Homélie du 26 mars : 5ème dimanche de carême

Evangile Jean 11, 1-45 (5ème dimanche carême A)

 

  « Seigneur, si tu avais été ici, mon frère ne serait pas mort. »

    Mes amis, il y a de l’amertume chez Marthe et Marie, du ressentiment, de la confiance trahie, de l’amitié déçue. Oui, Jésus n’est pas venu quand elles l’ont appelé, il n’était pas près de ses amis dans l’angoisse et la souffrance.

   « Si tu avais été ici… », si Dieu était là… L’épreuve est parfois plus difficile à comprendre pour des croyants que pour des non-croyants. Leur foi même peut leur rendre plus difficile qu’à d’autres l’acceptation des limites naturelles et douloureuses de la vie humaine. « Si tu avais été ici… Ne pouvait-il pas empêcher… ? » Que dire ?

   « Ton frère se relèvera. » Jésus semble s’en tirer par une de ces consolations religieuses qui servent à masquer l’impuissance et le trouble, et à excuser Dieu pour s’excuser d’être croyant. N’est-ce pas aussi l’amertume, presque le sarcasme, plus que la joie d’une espérance, qu’exprime la réponse de Marthe la croyante à la parole de consolation de Jésus : « Je sais qu’il se relèvera… au dernier jour. »

    Mais aujourd’hui, ici et maintenant, qu’est-ce que ça change ? Dieu dans le passé, Dieu dans l’avenir. Mais où est-il, maintenant ? Et moi, prêtre, moi chrétien, puis-je dire seulement que Jésus pleure son ami ? N’ai-je pas à offrir pour maintenant plus qu’un Dieu qui ne peut rien faire d’autre que pleurer ? Impuissance des mots. Impression d’imposture parfois.

    « C’est moi qui suis la résurrection et la vie…Crois-tu cela ? » J’avoue, je peux croire « celui qui met sa confiance en moi, même s’il meurt, vivra ; et quiconque vit et met sa foi en moi ne mourra jamais », mais j’ai de la peine à bien comprendre : « C’est moi qui suis la résurrection et la vie ».

   Bon, j’entrevois que la résurrection dont Jésus parle n’est pas seulement une espérance pour plus tard, mais qu’elle commence maintenant. J’entrevois que mettre notre confiance en lui est plus que croire quelque chose à son sujet ; c’est mettre notre confiance en lui, c’est lier notre vie à la sienne, jusqu’à l’extrême, jusqu’en sa mort, son passage par la mort et sa résurrection. J’entrevois que la résurrection ne se limite pas à la « résurrection de la chair » comme nous le proclamons dans le Credo, mais qu’elle est une expérience intérieure pour maintenant. J’entrevois que, pour autant, la résurrection ne se limite pas aux expériences intérieures de relèvement que nous pouvons faire, mais que celles-ci annoncent une résurrection totale. J’entrevois que la vie dont Jésus parle est beaucoup plus que la vie physique, mais qu’elle la comprend. J’entrevois que les limites de notre raison et les révoltes de notre cœur  rapetissent singulièrement ce que nous appelons la résurrection des morts. Mais je comprends seulement que le commencement de notre résurrection maintenant dépend de notre réponse à la question de Jésus : « Crois-tu cela ? »

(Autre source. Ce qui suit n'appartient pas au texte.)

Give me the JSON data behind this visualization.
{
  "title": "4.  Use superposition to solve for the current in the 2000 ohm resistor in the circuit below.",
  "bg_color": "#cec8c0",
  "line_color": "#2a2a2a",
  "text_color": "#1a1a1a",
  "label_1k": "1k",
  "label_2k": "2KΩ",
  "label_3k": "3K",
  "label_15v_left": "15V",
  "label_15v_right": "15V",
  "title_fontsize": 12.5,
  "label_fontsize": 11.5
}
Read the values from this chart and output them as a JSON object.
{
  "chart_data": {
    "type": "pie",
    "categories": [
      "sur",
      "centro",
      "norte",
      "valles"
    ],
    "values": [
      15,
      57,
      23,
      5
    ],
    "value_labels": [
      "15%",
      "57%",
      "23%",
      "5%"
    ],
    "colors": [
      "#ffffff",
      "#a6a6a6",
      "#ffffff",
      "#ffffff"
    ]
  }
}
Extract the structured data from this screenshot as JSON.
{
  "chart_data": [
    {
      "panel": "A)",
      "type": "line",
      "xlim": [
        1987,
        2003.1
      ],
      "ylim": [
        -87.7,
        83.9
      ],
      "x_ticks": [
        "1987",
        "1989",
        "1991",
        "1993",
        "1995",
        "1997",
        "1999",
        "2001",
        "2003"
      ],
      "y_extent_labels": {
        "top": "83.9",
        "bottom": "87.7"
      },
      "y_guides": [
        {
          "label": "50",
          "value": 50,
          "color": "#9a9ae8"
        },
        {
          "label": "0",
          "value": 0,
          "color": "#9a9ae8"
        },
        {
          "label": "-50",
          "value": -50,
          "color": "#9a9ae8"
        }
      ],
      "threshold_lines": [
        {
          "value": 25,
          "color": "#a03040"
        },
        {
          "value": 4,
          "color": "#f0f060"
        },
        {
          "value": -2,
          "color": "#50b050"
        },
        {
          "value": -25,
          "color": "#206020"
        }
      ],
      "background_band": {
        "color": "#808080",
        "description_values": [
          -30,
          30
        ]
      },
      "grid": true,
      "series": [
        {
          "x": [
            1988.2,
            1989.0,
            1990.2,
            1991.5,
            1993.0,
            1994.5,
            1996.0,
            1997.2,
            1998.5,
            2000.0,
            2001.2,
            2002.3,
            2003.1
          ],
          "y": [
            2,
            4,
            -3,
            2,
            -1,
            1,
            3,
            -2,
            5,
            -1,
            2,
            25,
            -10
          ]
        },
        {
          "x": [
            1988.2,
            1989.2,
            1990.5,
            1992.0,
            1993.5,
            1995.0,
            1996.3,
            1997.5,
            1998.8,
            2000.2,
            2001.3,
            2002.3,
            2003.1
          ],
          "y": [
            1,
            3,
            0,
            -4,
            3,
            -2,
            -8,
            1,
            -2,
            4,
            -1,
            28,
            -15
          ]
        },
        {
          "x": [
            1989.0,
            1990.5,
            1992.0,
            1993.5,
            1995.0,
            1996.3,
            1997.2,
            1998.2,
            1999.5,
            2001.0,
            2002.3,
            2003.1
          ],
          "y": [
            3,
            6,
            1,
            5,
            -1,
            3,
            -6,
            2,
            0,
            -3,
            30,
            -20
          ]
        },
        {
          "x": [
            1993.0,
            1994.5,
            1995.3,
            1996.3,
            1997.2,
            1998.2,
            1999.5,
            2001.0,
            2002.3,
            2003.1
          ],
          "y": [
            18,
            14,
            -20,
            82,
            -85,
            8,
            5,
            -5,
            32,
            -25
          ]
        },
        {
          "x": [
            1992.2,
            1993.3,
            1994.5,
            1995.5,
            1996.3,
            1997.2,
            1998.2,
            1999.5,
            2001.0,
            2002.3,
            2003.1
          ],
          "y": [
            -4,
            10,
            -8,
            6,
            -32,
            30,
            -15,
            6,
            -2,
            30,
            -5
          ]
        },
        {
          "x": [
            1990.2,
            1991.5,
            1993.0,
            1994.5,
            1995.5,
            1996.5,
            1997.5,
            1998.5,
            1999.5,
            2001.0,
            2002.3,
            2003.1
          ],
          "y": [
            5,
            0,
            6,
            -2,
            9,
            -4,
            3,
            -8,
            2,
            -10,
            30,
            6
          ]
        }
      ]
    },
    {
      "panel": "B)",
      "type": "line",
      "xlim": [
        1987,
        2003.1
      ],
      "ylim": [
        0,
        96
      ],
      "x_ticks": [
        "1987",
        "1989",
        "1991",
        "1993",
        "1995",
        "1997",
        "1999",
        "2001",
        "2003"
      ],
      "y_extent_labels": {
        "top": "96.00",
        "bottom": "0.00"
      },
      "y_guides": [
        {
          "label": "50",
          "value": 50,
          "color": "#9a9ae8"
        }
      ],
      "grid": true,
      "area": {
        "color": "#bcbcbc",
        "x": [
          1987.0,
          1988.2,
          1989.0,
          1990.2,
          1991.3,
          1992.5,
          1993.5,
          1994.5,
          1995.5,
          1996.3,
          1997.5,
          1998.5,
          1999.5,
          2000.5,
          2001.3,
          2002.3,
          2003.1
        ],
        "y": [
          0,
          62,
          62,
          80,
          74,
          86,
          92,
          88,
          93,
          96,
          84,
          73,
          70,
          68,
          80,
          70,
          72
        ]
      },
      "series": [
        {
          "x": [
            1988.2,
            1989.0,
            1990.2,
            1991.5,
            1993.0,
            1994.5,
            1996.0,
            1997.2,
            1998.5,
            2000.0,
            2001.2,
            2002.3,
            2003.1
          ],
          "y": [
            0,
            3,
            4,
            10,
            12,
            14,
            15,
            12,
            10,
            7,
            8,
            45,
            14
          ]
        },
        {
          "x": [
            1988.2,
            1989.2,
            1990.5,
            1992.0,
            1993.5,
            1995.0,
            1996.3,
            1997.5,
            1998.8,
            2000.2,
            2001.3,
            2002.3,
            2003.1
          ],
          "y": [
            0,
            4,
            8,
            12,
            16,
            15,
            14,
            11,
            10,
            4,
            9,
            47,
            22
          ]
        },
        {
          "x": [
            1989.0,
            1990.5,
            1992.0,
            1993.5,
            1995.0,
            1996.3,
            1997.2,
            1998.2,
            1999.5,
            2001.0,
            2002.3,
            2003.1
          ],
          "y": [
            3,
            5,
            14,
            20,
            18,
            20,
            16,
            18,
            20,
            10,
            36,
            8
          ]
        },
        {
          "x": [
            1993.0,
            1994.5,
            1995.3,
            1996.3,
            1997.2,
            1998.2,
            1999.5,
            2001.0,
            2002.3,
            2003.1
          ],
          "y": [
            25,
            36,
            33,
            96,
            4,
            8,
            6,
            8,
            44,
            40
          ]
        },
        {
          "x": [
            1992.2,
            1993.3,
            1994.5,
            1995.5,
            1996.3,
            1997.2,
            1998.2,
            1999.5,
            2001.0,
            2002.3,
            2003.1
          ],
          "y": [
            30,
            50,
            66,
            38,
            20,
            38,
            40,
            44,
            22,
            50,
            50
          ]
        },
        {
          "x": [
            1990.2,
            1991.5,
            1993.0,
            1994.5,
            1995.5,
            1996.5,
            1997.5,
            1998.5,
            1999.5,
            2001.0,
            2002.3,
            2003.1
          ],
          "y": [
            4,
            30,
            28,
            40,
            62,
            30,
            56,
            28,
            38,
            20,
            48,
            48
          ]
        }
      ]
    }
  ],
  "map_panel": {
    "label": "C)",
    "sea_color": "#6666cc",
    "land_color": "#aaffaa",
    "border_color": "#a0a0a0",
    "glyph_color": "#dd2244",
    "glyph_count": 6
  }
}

    « Crois-tu cela ? » C’est la question qui est posée ce dimanche aux catéchumènes dans le temps ultime de leur préparation au baptême. Par le baptême, ils passent de la mort à la vie. « Crois-tu cela ? » c’est la question qui nous est posée à nous quasiment au terme de notre Carême, car voyez-vous, souvent, bien souvent, trop souvent, comme Lazare et ses sœurs, nous vivons comme des morts en sursis, notre maison ressemble à un tombeau, nous faisons penser à des survivants.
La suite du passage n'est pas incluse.